We didn't find out until later that the father of this family was the ringleader for a group of villagers who last month had decided to cross the fence line, cut down our trees, build houses and squat on the land until the government eventually gave it to them. Basically it was a plan to steal our land. In case you think this sounds unlikely to work, the village they live in now used to be part of the land before we bought it that they moved onto and stole. After that the previous owner put a fence around all of his property, but not until after they had stolen 25 acres from him. This is a common tactic among some of the Kekchi. It causes a lot of problems here and is just too much money most of the time to try and get them off once they inhabit it.
{Ladies preparing the food}

You read before that we fired the previous guard, well now we are looking for a new one. He is supposed to start today. Tuesday, Jimmy drove around the property again and found several areas people are still entering the property and stealing wood.
{Barbed wire tied together to be able to re-enter easily}

Not just branches for firewood, but huge 6 and 8 foot diameter trees they are cutting down. To haul it off, they have to cut our barbed wire fence and remove the fence posts to drive their trucks in.
{This was the second time within a 10 minute interval that Jimmy had to close this fence. It is really blatant}

Wednesday, Elías and Domingo were at the land with a chain saw cutting up the rest of the trees that had been felled and setting them aside for firewood. One of the villagers came by and told them to give him one of the stumps. Domingo said no, that they were going to be using it. He said, "Oh, you're not going to give it to me. Ok." Then he walked over, picked up the stump and took it home.

So yesterday Jimmy and Elías went to the police department in San Pancho to ask about driving by a few times a day, just as a deterrent to wood thieves. Here, to get the police to investigate something for you, you have to pay for their gasoline. If you have them do too much, eventually they will ask you to buy them new tires. I don't know for sure, but I would imagine if they shoot somebody for you you would also have to reimburse them for their bullets... but whatever. They were not too interested in helping us but said if we catch somebody in the act of stealing wood, to call them and they would try and get there in time (8 minutes from their police station).

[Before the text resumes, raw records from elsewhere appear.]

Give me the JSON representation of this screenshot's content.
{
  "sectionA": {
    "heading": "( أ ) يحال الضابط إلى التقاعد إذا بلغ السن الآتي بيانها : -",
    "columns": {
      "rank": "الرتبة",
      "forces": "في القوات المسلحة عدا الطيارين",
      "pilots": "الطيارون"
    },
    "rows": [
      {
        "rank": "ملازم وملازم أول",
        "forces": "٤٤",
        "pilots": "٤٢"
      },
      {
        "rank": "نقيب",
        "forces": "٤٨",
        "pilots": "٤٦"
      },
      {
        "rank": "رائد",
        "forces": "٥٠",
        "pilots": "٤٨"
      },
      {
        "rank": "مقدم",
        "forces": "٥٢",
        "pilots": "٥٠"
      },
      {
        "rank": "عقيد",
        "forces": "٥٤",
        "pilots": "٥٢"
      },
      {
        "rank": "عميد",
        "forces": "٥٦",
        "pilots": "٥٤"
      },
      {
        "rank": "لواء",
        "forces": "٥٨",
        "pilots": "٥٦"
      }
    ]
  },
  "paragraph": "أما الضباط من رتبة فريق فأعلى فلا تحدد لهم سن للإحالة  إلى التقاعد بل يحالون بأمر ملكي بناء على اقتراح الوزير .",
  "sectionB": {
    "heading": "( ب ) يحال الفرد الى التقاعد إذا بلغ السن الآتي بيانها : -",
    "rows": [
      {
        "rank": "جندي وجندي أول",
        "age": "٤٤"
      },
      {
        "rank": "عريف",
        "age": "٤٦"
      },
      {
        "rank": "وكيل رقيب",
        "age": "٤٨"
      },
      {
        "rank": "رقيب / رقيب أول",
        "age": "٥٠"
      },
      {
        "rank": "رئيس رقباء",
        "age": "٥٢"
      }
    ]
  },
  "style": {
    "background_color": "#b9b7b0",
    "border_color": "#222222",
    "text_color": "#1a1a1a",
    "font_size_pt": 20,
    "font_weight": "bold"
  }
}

Please pray that the new guard will be at least a deterrent. Soon there will be students living on the property along with lots of projects going on, therefore many more things to steal. This is a problem that has to be addressed before it gets even worse. We were hoping to start a work in this village right away, but they pretty much hate us right now since we are taking over their free wood farm. We were invited into the village on the other side of them and have already held an outreach that I will share about later.

The KBI land is full of all kinds of goodies. We are trying to preserve as many of the trees as possible.
The sap from this tree obviously has been harvested a few times already. It is called Copal (or Pom in Kekchi). It is worth about $2 a pound. It is used as incense for Mayan witchcraft ceremonies and by the Catholic church in place of frankincense.
As our family was walking through it the other day Jimmy was finding all kinds of air plants, vines and other goodies to replant on our forever house land. I love walking through and seeing all of the beautiful things that God made just growing wild.
There are even lots of monkeys on the land. That large black blob hanging on to the tree in the middle of this photo is one of them. There will be plenty of virgin jungle left for them to reside in.
Becca, the boys, and I all stopped by Tuesday to see the progress. It was a muddy mess, so we stopped at the hardware store for Becca to buy rain boots. I don't think there is a man in Petén that doesn't own a black pair of these. Becca bought white which is what all the dairy farmers wear. So we enjoyed giving her a hard time about that!

So here is the progress from the first land clearing day:
{Before}

{After}

{Before}

{After}

1 comment:

  1. Look at you color coordinating with your rain boots... :D Haha!

    I hope you find something that works to keep the villagers from stealing from you.